Da der Prozess der Identitätsentwicklung nicht geradlinig verläuft, sind Schwankungen im Verhalten der Jugendlichen normal. So kann es durchaus passieren, dass Jugendliche sich an einem Tag als „erwachsen“ präsentieren aber am nächsten Tag das „schutzbedürftige kleine Kind“ sind, dass die Bindung zu seinen Eltern nicht aufgeben möchte.

Besonders in dieser Zeit ist es wichtig, dass die Eltern die Jugendlichen nicht abwerten, sondern sie in ihrer Person annehmen und wertschätzen. Dadurch können die Jugendlichen ihren eigenen Wert entwickeln und fühlen sich trotz ihres Autonomiestrebens beschützt. Nur so werden die Jugendlichen einen respektvollen Umgang mit anderen Menschen lernen.
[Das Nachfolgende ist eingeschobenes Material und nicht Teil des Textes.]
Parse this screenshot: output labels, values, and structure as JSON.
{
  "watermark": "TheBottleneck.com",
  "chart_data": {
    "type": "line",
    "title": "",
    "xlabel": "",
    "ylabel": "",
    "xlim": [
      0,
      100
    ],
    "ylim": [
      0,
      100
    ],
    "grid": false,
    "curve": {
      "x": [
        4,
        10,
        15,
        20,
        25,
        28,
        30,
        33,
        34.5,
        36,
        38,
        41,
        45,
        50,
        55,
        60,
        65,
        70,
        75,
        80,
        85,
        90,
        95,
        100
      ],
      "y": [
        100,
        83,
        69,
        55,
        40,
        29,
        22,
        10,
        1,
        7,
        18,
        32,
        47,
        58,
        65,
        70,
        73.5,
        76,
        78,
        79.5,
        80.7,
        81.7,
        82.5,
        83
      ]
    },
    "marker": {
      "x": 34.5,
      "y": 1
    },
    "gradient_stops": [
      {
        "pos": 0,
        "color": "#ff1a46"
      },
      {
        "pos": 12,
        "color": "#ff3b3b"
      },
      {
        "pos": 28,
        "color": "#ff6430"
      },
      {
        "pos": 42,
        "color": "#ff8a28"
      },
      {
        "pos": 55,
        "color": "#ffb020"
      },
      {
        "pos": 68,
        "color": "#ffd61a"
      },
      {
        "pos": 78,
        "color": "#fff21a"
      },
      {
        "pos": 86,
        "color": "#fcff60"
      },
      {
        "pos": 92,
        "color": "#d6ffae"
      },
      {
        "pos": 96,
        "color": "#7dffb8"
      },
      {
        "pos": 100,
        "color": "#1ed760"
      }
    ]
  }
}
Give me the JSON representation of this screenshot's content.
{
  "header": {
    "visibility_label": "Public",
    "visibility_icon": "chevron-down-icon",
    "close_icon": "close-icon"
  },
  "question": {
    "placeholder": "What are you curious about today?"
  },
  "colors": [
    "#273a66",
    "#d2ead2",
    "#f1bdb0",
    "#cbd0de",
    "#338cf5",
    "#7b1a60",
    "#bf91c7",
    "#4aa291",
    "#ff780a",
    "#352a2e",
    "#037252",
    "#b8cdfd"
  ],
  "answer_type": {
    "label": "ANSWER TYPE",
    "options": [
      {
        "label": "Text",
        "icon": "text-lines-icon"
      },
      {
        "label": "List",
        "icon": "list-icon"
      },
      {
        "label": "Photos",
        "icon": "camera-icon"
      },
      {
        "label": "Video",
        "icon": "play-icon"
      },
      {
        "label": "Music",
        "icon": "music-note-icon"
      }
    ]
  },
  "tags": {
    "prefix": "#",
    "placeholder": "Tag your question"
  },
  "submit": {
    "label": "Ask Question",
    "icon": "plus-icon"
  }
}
Stellen Eltern fest, dass ihr Jugendlicher sich in einer adoleszenten Krise befindet, die einen psychischen Leidensdruck verursachen kann, ist es nötig offen mit dem Jugendlichen zu sprechen und gegebenenfalls professionelle Unterstützung in einem Beratungszentrum (z.B. Kaleido, BTZ) zu suchen.